Sisters of Mercy, “Lucretia, My Reflection” (1987)
* * *
Salmagundi
Peter Straub has called Salmagundi Desvernine “Caitlín’s avatar.” He called her that in 1999 or 2000, whenever he wrote his afterword for Tales of Pain and Wonder. I know it was true back then. She was, just as Jimmy DeSade was my shadow. In the nineties, I was seized by a longing for lost Victorian and Edwardian ages, but that soon faded and died. Salmagundi also faded and died, and, shortly thereafter, Jimmy DeSade was no more than ashes. New avatars have come and gone. I’ll not name them.
Postcards from the King of Tides
Here’s the scene: The three dark children, three souls past twenty, but still adrift in the jagged limbo of childhoods extended by chance and choice and circumstance, their clothes impeccable rags of night sewn with thread the color of ravens and anthracite; two of them fair, a boy and a girl and the stain of protracted innocence strongest on them; the third a mean scrap of girlflesh with a black-lipped smile and a heart to make holes in the resolve of the most jaded nihilist, but still as much a child as her companions. She sits behind the wheel of the old car, her sage-grey eyes staring straight ahead, matching their laughter with seething determination and annoyance, and there’s the bright, seething music, and the forest flowing around them, older times ten hundred than anything else alive.

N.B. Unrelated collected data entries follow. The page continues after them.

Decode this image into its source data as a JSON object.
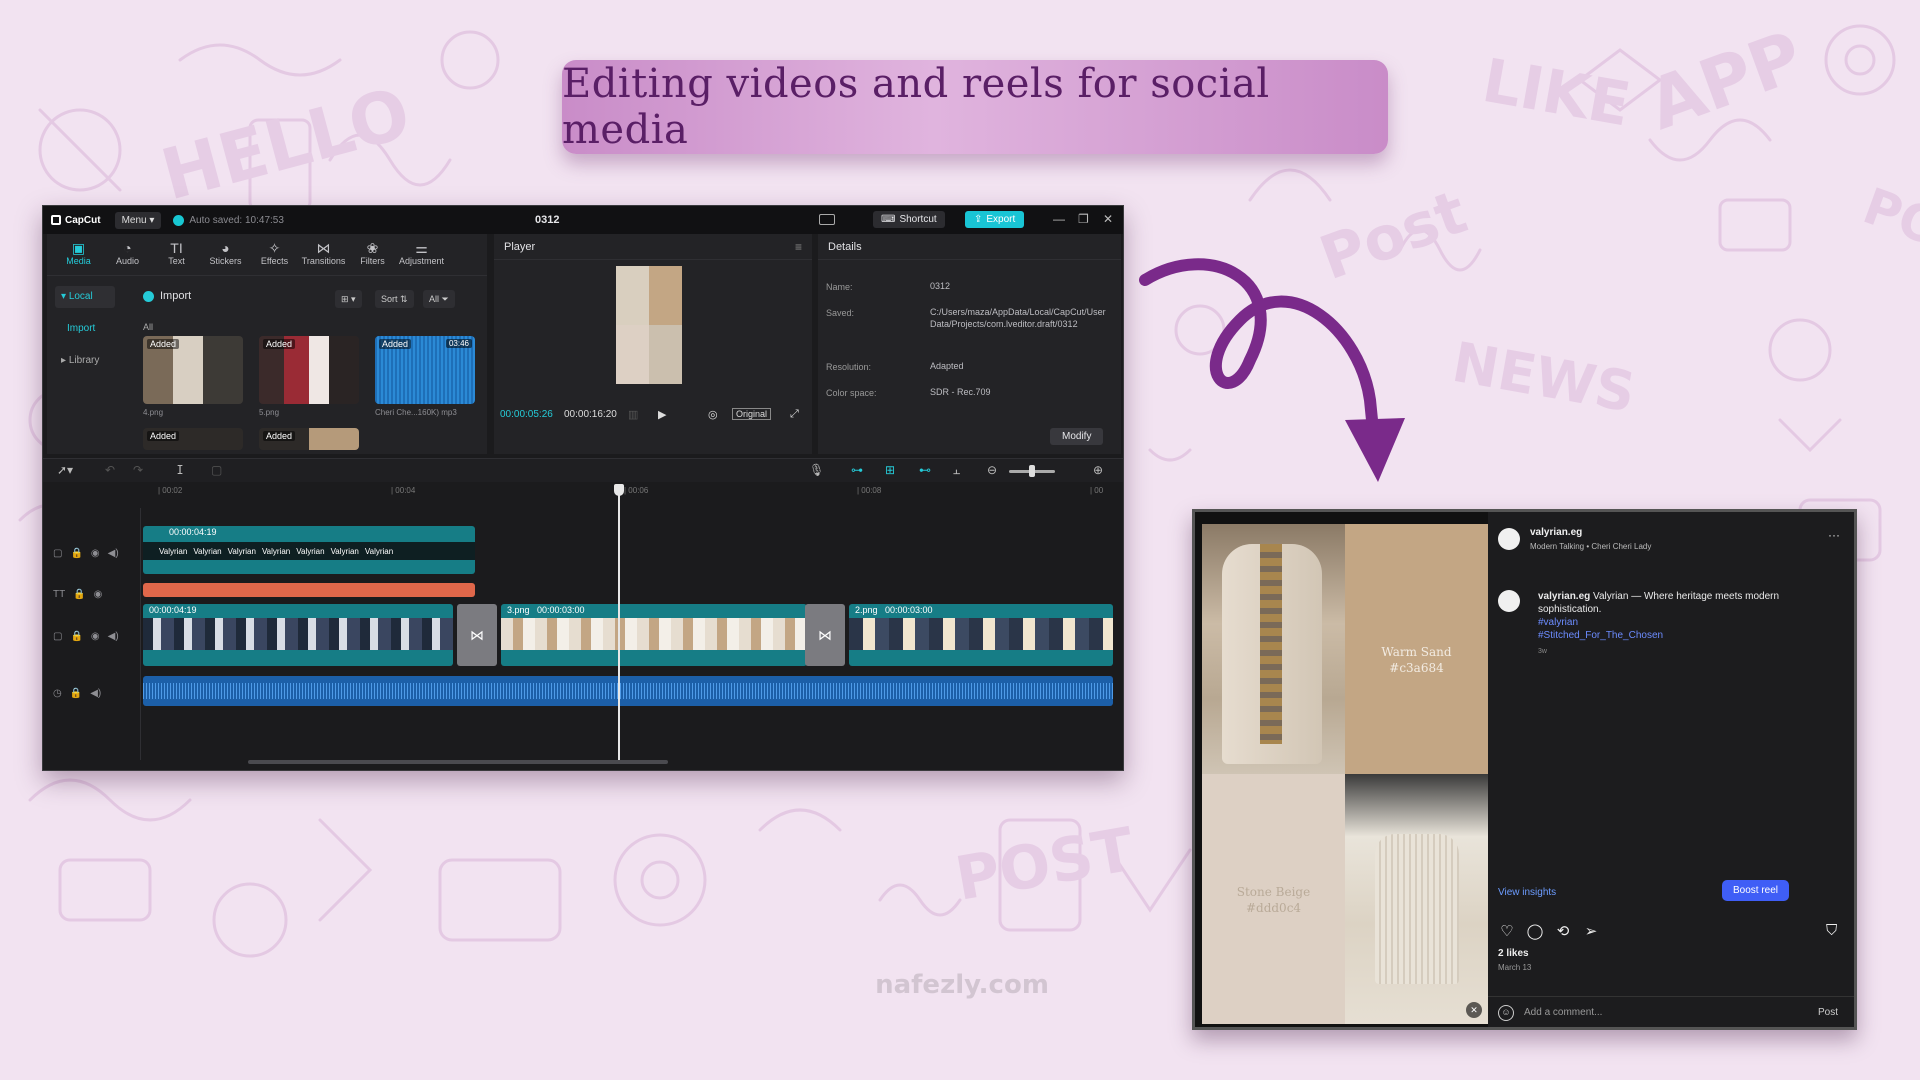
{
  "banner": {
    "title": "Editing videos and reels for social media"
  },
  "capcut": {
    "app_name": "CapCut",
    "menu_label": "Menu",
    "autosave": "Auto saved: 10:47:53",
    "project_title": "0312",
    "shortcut_label": "Shortcut",
    "export_label": "Export",
    "tools": [
      {
        "label": "Media",
        "icon": "media-icon"
      },
      {
        "label": "Audio",
        "icon": "audio-icon"
      },
      {
        "label": "Text",
        "icon": "text-icon"
      },
      {
        "label": "Stickers",
        "icon": "sticker-icon"
      },
      {
        "label": "Effects",
        "icon": "effects-icon"
      },
      {
        "label": "Transitions",
        "icon": "transition-icon"
      },
      {
        "label": "Filters",
        "icon": "filter-icon"
      },
      {
        "label": "Adjustment",
        "icon": "adjust-icon"
      }
    ],
    "side_nav": {
      "local": "Local",
      "import": "Import",
      "library": "Library"
    },
    "media_toolbar": {
      "import": "Import",
      "sort": "Sort",
      "all_filter": "All"
    },
    "all_label": "All",
    "media_items": [
      {
        "badge": "Added",
        "name": "4.png",
        "duration": ""
      },
      {
        "badge": "Added",
        "name": "5.png",
        "duration": ""
      },
      {
        "badge": "Added",
        "name": "Cheri Che...160K) mp3",
        "duration": "03:46"
      },
      {
        "badge": "Added",
        "name": "",
        "duration": ""
      },
      {
        "badge": "Added",
        "name": "",
        "duration": ""
      }
    ],
    "player": {
      "header": "Player",
      "current_time": "00:00:05:26",
      "total_time": "00:00:16:20",
      "original_label": "Original"
    },
    "details": {
      "header": "Details",
      "name_label": "Name:",
      "name_value": "0312",
      "saved_label": "Saved:",
      "saved_value": "C:/Users/maza/AppData/Local/CapCut/User Data/Projects/com.lveditor.draft/0312",
      "resolution_label": "Resolution:",
      "resolution_value": "Adapted",
      "color_label": "Color space:",
      "color_value": "SDR - Rec.709",
      "modify_label": "Modify"
    },
    "ruler": [
      "| 00:02",
      "| 00:04",
      "| 00:06",
      "| 00:08",
      "| 00"
    ],
    "timeline": {
      "text_clip_duration": "00:00:04:19",
      "text_clip_word": "Valyrian",
      "video_clip1_duration": "00:00:04:19",
      "video_clip2_label": "3.png",
      "video_clip2_duration": "00:00:03:00",
      "video_clip3_label": "2.png",
      "video_clip3_duration": "00:00:03:00"
    }
  },
  "instagram": {
    "username": "valyrian.eg",
    "audio": "Modern Talking • Cheri Cheri Lady",
    "caption_user": "valyrian.eg",
    "caption_text": "Valyrian — Where heritage meets modern sophistication.",
    "hashtag1": "#valyrian",
    "hashtag2": "#Stitched_For_The_Chosen",
    "caption_time": "3w",
    "swatch1_name": "Warm Sand",
    "swatch1_hex": "#c3a684",
    "swatch2_name": "Stone Beige",
    "swatch2_hex": "#ddd0c4",
    "view_insights": "View insights",
    "boost_label": "Boost reel",
    "likes": "2 likes",
    "date": "March 13",
    "comment_placeholder": "Add a comment...",
    "post_label": "Post",
    "more_label": "···"
  },
  "watermark": "nafezly.com",
  "colors": {
    "background": "#f2e3f1",
    "accent_teal": "#19c5d5",
    "arrow_purple": "#7a2a8a",
    "boost_blue": "#3f5ef6"
  }
}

The winding, long drive back from Seattle, almost two days now, and Highway 101 has become this narrow asphalt snake curving and recurving through the redwood wilderness, and they’re still not even as far as San Francisco. Probably won’t see the city before dark, Tam thinks, headachy behind the wheel and her black sunglasses because she doesn’t trust either of the twins to drive. Neither Lark nor Crispin have their licenses, and it’s not even Tam’s car; Magwitch’s piece-of-shit Chevrolet Impala, antique ’70s junk heap that might have been the murky green of cold pea soup a long, long time ago. Now it’s mostly rust and Bondo and one off-white door on the driver’s side. Countless bumper stickers to hold it all together.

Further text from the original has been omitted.